When Gilliam was a teenager attending high school in Los Angeles, his first love wasn’t film. Instead, he was an avid comic book fan, especially the strips which appeared every Sunday in newspapers. In 2015, he told Dazed, “The tradition of comic books in the States goes way back to the ’30s, if not earlier. It had always been there. I never really bothered to dig deep into the whys and wherefores – I just liked it.”
In addition to comics, Gilliam was also a devoted fan of Mad magazine, the satirical publication that featured comic strips and cartoons skewering the political figures of the day. In fact, he was so shaped by Mad’s brand of humour that he once declared, “Mad comics inspired everything we ever did.”

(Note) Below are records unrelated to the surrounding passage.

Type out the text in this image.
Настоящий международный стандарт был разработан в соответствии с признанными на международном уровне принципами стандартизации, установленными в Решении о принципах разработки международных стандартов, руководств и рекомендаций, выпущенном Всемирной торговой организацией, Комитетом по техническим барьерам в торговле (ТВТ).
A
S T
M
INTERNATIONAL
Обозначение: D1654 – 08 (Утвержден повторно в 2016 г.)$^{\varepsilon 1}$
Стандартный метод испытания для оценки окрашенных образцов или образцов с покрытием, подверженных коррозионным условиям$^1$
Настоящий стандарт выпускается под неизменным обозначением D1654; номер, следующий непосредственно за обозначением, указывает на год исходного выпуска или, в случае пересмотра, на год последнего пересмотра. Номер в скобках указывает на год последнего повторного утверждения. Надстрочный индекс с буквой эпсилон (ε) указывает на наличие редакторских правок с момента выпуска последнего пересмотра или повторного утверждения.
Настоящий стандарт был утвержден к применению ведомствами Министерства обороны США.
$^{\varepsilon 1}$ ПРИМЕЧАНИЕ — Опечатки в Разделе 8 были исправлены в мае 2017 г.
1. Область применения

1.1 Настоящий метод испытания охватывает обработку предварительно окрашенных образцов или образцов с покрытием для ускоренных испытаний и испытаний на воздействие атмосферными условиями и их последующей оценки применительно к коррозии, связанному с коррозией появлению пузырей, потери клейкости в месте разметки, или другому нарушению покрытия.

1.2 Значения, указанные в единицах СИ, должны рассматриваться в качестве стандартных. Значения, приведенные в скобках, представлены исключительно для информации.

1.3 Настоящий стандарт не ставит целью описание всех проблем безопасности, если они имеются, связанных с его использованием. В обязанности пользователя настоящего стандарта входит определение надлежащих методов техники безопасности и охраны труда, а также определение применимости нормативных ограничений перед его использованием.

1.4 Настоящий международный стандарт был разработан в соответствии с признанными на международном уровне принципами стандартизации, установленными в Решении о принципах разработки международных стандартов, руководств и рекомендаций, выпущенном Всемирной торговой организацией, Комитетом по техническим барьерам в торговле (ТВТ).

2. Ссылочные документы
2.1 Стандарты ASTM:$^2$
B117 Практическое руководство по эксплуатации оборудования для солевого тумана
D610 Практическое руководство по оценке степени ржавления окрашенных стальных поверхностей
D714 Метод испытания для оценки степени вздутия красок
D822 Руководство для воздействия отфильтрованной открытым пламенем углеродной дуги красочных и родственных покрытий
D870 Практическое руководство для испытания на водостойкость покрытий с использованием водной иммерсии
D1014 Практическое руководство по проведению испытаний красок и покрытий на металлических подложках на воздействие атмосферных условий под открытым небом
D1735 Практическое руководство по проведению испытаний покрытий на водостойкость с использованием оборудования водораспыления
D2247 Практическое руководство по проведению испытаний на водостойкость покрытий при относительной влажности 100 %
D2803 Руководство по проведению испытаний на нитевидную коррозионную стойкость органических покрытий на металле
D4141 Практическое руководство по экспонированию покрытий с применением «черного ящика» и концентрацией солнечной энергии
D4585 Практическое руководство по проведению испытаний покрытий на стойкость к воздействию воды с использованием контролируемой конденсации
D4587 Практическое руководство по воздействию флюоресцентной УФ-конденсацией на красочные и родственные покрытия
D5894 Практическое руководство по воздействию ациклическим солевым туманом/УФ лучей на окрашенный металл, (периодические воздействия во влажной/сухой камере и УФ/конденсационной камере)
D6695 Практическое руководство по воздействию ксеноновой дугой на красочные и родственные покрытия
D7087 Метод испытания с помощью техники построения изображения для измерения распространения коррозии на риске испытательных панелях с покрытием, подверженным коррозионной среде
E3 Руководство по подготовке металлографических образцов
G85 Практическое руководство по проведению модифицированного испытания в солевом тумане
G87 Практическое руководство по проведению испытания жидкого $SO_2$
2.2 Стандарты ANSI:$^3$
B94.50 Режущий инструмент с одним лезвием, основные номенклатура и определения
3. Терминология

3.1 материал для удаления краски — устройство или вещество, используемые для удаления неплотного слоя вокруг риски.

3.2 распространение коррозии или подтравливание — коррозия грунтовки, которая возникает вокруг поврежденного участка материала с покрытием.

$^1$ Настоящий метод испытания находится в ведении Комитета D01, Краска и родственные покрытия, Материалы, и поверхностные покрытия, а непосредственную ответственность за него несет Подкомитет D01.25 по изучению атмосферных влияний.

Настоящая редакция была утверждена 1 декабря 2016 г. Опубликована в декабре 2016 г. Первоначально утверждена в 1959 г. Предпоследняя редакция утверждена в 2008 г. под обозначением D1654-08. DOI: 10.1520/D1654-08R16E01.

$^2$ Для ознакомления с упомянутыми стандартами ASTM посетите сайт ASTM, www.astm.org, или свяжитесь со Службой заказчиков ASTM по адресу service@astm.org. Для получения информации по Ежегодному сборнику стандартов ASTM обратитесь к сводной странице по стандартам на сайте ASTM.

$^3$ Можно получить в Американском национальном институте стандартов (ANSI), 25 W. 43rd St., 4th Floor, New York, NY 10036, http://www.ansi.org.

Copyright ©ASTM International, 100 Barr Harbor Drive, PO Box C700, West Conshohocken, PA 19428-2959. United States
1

His love of comic strips and humour cartoons encouraged Gilliam to pursue his own artistic ambitions, and he began his professional career as a cartoonist and animator. He loved the immediate feedback that he’d get from readers when they looked at his cartoons, explaining, “If people like what you’ve done, they laugh, and you think, ‘That feels good. I’ll do some more.’ It’s as simple as that.”
Nowadays, though, when most people think of comic books, they picture superheroes. While Gilliam read plenty of superhero comics when he was growing up, he maintains they were only part of the comics landscape back then—they didn’t completely dominate it like today. Fascinatingly, though, he did tell Dazed, “If things had gone differently, those are the films I would have ended up making – comic-book films. But it just didn’t pan out that way.”

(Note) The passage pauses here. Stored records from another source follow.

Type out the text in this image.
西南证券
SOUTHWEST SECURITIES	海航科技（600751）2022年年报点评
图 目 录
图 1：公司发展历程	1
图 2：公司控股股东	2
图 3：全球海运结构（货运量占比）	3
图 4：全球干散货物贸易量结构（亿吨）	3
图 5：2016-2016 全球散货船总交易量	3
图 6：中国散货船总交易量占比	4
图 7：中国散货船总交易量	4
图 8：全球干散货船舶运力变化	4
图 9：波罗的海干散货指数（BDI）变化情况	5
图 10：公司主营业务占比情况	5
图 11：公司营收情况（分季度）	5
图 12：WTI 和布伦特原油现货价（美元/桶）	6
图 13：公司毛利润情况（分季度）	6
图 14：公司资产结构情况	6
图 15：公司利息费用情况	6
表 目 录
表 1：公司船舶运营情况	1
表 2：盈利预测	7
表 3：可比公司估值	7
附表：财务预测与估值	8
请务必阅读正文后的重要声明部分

As strange as it may be to imagine, given Gilliam’s career as a surrealist maverick, he did attempt to adapt one superhero comic to the big screen. In the ’90s, he worked on a script for an adaptation of Alan Moore and Dave Gibbons’ seminal masterpiece Watchmen, which Gilliam called “the War and Peace of graphic novels.” He and writer Charles McKeown tried to fashion a script honouring a comic that was considered unadaptable due to its density of plot and character. Every time Gilliam tried to finagle it into a workable two-hour script, though, he found “it’s just like straight comic book heroes again, and it doesn’t have a real meaning.”

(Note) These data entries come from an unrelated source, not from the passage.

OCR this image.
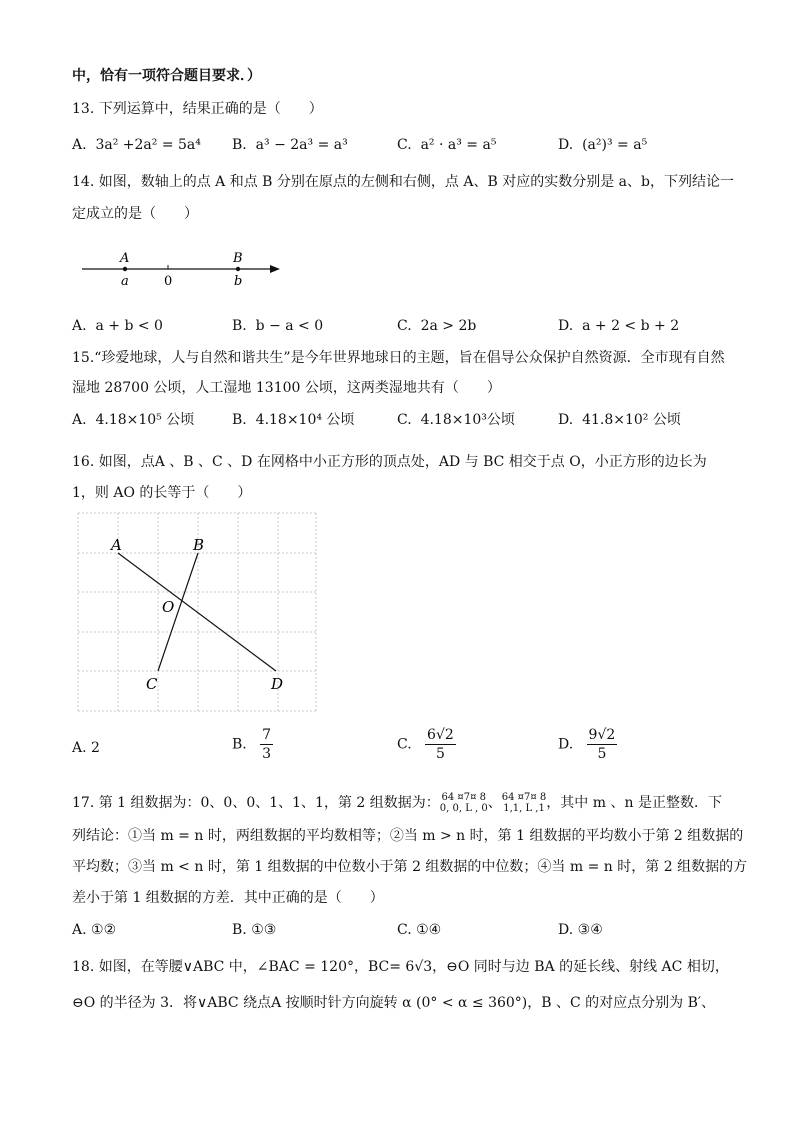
中，恰有一项符合题目要求．）
13. 下列运算中，结果正确的是（　　）
A. 3a² +2a² = 5a⁴ B. a³ − 2a³ = a³	C. a² · a³ = a⁵	D. (a²)³ = a⁵
14. 如图，数轴上的点 A 和点 B 分别在原点的左侧和右侧，点 A、B 对应的实数分别是 a、b，下列结论一
定成立的是（　　）
A	B
a	0	b
A. a + b < 0	B. b − a < 0	C. 2a > 2b	D. a + 2 < b + 2
15.“珍爱地球，人与自然和谐共生”是今年世界地球日的主题，旨在倡导公众保护自然资源．全市现有自然
湿地 28700 公顷，人工湿地 13100 公顷，这两类湿地共有（　　）
A. 4.18×10⁵ 公顷	B. 4.18×10⁴ 公顷	C. 4.18×10³公顷	D. 41.8×10² 公顷
16. 如图，点A 、B 、C 、D 在网格中小正方形的顶点处，AD 与 BC 相交于点 O，小正方形的边长为
1，则 AO 的长等于（　　）
A	B
O
C	D
A. 2	B. $\frac{7}{3}$	C. $\frac{6√2}{5}$	D. $\frac{9√2}{5}$
17. 第 1 组数据为：0、0、0、1、1、1，第 2 组数据为： 64 ¤7¤ 8
0, 0, L , 0 、 64 ¤7¤ 8
1,1, L ,1 ，其中 m 、n 是正整数．下
列结论：①当 m = n 时，两组数据的平均数相等；②当 m > n 时，第 1 组数据的平均数小于第 2 组数据的
平均数；③当 m < n 时，第 1 组数据的中位数小于第 2 组数据的中位数；④当 m = n 时，第 2 组数据的方
差小于第 1 组数据的方差．其中正确的是（　　）
A. ①②	B. ①③	C. ①④	D. ③④
18. 如图，在等腰∨ABC 中，∠BAC = 120°，BC= 6√3，⊖O 同时与边 BA 的延长线、射线 AC 相切，
⊖O 的半径为 3．将∨ABC 绕点A 按顺时针方向旋转 α (0° < α ≤ 360°)，B 、C 的对应点分别为 B′、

Of course, Zack Snyder finally adapted Watchmen in 2009. However, many critics accused him of stripping the source material of everything that made it different from standard superhero movies, much as Gilliam had feared doing in the ’90s. By that point, though, the Marvel Cinematic Universe had begun, Sam Raimi had made three hugely successful Spider-Man movies, and Christopher Nolan’s Dark Knight trilogy was conquering the box office. Superheroes were here to stay – and that really bummed Gilliam out.
In 2014, an exhausted Gilliam told Hey U Guys, “I always wanted to make films based on graphic novels because that’s where I come from. Now they’re here. And they are endless, and they are repetitive, and I just want them to stop.” Gilliam qualified his statement, though, by saying that he didn’t necessarily consider all superhero movies bad. In fact, he felt some were well-made and featured great performances. It was simply the cookie-cutter nature of most of them that rankled him. He mused, “The repetition we’re seeing on the big screen now is boring.”
It was a sad statement for someone who began his career in the world of comics and cartoons to make, but Gilliam certainly had a valid point. In fact, he was nearly a decade ahead of the curve, as complaints about the ubiquity of superhero movies have been gaining significant traction in the last few years. What happened, though? What turned him against the medium he had so much love for?
The Zero Theorem auteur theorised, “By the time I’d got into a position to do bigger-budget films, I wasn’t really interested. I guess I had grown out of it.”
He added, “ My mantra has always been, ‘Do what nobody else is doing'”.